The majority of businesses we included in the research use between six and 15 data sources only. 8% use fewer than three.
The most common data sources include social media advertising and display advertising, followed by web analytics and SEO data.
The above doesn’t surprise me much. All of those data sources provide easy to understand and actionable insights. They require a moderate level of experience to process and use, making them the most accessible information for marketers.
Are you struggling to organize your marketing data? Check out how using marketing dashboards helps uncover smart insights and boost ROI.
What About Budgets for Data-Driven Programs?

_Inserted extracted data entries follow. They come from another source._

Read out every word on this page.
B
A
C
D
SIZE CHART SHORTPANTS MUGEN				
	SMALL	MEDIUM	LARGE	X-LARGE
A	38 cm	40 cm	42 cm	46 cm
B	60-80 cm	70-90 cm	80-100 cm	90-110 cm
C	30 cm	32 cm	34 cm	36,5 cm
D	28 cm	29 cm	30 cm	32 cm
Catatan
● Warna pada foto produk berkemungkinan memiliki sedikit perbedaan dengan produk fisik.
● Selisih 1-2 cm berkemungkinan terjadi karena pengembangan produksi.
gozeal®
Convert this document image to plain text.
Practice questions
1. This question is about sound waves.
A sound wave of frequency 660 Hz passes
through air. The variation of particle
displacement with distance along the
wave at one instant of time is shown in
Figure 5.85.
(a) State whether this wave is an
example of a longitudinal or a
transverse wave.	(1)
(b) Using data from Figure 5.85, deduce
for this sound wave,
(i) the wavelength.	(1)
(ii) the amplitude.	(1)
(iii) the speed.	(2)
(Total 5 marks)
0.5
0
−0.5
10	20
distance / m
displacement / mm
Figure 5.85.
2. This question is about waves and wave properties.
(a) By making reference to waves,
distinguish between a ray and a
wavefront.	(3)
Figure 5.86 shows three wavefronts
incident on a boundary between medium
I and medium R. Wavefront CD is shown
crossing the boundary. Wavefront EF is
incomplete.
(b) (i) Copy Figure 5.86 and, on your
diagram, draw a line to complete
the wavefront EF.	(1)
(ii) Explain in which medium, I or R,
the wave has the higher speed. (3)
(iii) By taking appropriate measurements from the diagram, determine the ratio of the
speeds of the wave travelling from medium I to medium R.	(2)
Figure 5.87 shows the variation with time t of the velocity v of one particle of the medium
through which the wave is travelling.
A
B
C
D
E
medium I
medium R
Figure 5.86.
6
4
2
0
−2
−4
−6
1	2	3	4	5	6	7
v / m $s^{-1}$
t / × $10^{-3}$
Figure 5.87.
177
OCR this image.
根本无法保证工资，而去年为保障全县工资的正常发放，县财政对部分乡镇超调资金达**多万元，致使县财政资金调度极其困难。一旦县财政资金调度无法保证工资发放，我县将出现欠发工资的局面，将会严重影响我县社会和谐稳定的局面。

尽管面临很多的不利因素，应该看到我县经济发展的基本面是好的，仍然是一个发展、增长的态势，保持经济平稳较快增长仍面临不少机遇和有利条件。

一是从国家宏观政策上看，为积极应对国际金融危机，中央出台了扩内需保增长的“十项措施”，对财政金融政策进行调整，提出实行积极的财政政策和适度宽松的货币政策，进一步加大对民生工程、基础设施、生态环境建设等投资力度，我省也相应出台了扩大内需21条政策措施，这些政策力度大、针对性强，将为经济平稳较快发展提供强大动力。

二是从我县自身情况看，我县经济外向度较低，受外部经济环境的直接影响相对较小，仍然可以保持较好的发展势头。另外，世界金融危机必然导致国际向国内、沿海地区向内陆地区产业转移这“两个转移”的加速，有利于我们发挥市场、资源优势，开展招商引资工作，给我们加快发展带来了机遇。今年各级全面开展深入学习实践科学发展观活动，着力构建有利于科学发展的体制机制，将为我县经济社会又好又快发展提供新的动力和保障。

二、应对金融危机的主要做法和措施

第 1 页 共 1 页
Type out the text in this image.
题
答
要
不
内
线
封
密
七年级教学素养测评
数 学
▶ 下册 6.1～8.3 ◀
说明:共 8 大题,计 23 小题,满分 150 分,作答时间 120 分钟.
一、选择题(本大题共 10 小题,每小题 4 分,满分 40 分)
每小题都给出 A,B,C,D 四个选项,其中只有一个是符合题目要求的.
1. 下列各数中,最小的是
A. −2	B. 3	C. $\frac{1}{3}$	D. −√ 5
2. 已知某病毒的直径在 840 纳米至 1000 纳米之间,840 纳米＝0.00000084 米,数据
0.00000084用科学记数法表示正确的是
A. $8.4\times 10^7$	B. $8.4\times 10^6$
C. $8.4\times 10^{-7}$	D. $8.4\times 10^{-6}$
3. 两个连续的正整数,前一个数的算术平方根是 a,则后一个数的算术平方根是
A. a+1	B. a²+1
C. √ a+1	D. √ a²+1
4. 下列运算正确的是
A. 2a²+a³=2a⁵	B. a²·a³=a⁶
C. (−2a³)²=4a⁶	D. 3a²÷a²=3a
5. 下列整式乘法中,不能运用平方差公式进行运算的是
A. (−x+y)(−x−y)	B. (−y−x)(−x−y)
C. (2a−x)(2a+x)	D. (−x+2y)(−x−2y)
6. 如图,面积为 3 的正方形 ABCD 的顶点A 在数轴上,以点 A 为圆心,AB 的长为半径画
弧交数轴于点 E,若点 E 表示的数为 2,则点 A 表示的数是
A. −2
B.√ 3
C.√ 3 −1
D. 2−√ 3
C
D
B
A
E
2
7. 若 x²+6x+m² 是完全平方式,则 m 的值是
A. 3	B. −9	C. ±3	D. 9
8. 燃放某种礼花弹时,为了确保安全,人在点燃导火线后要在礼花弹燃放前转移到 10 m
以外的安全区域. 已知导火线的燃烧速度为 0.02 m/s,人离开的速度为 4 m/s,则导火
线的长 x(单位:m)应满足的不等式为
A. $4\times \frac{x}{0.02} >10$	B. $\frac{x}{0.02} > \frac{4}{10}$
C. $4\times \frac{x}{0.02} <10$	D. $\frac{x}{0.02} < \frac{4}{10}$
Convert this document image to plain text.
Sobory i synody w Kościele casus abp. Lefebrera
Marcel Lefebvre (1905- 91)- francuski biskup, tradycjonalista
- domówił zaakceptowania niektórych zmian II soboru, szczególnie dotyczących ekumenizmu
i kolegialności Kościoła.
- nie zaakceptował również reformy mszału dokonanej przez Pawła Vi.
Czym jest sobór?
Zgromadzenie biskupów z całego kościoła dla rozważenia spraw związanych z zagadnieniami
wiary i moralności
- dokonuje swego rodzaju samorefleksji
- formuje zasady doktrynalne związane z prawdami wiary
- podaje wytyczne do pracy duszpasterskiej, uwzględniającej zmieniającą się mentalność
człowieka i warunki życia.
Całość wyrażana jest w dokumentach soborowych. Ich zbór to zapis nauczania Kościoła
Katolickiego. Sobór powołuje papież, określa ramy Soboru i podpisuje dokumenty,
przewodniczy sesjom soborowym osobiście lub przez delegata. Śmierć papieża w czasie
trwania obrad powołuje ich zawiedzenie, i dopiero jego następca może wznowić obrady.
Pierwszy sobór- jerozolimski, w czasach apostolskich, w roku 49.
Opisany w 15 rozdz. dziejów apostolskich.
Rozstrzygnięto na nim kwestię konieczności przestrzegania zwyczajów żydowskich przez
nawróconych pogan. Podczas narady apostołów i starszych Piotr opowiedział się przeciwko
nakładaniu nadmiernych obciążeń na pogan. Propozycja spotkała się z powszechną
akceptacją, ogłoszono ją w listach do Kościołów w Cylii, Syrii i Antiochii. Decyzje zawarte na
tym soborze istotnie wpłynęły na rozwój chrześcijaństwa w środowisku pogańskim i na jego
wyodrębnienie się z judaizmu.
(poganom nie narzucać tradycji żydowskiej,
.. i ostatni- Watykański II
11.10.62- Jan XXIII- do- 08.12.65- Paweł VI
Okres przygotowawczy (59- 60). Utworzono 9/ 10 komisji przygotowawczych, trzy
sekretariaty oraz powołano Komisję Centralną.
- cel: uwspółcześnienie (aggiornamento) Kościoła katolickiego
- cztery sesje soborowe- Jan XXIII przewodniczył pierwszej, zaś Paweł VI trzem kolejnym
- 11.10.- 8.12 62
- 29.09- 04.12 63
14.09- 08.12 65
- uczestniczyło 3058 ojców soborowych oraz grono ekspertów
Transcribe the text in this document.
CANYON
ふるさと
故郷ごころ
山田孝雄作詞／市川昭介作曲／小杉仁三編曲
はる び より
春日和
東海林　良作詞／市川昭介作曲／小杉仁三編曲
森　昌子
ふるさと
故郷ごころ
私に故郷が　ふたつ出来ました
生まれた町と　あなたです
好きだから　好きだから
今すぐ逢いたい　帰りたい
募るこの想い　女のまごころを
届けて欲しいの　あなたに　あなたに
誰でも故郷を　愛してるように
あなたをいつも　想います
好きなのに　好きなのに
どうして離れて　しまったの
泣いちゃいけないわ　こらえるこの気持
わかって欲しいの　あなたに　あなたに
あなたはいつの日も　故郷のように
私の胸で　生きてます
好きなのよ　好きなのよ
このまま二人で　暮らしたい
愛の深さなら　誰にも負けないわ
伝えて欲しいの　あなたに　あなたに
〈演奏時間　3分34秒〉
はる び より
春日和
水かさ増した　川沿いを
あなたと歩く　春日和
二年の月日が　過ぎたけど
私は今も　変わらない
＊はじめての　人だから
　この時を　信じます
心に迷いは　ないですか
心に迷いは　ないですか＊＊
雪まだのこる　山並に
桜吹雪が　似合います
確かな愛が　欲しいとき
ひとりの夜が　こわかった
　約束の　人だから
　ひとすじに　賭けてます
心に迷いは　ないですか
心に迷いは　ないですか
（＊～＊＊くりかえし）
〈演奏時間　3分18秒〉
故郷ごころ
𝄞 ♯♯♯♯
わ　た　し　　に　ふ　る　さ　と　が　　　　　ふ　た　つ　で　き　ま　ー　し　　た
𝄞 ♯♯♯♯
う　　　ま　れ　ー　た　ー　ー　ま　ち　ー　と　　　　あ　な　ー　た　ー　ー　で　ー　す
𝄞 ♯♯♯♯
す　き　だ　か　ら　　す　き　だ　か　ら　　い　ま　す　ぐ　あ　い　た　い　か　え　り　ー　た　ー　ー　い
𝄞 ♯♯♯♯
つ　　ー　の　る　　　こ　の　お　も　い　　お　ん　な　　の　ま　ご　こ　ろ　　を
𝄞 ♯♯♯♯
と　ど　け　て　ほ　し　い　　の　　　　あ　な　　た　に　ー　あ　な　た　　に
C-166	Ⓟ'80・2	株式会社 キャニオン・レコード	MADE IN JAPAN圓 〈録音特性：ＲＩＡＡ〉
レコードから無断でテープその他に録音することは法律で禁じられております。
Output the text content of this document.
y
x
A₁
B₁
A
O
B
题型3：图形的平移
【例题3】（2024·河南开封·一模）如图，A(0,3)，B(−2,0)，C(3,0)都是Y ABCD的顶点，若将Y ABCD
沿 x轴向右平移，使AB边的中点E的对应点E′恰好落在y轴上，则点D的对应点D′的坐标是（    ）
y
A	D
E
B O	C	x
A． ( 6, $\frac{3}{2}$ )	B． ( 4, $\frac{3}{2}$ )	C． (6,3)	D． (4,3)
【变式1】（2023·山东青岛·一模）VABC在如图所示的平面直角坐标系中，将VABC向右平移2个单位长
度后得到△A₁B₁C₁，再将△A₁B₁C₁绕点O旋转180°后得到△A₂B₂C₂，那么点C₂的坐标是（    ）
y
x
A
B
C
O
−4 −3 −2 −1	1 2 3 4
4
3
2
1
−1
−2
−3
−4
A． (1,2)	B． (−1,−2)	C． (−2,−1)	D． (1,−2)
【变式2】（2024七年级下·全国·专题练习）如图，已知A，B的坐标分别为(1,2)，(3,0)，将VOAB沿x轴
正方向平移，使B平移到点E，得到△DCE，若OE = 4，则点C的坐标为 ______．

Data isn’t free. At least, not all of it. Platforms, data connectors, data teams and processing the information require costs and budgets. Even if a company wishes to develop a data pipeline in-house, they face development expenses and employee costs.
Yet, only 24% of our respondents allocate more than 11% of their marketing budget to the data. 55% spend between 6% and 10% to acquire and process information and 21% devote less than 5% to run their data-driven program.
On the bright side, more than half of the study participants plan to increase data analytics budgets in 2020.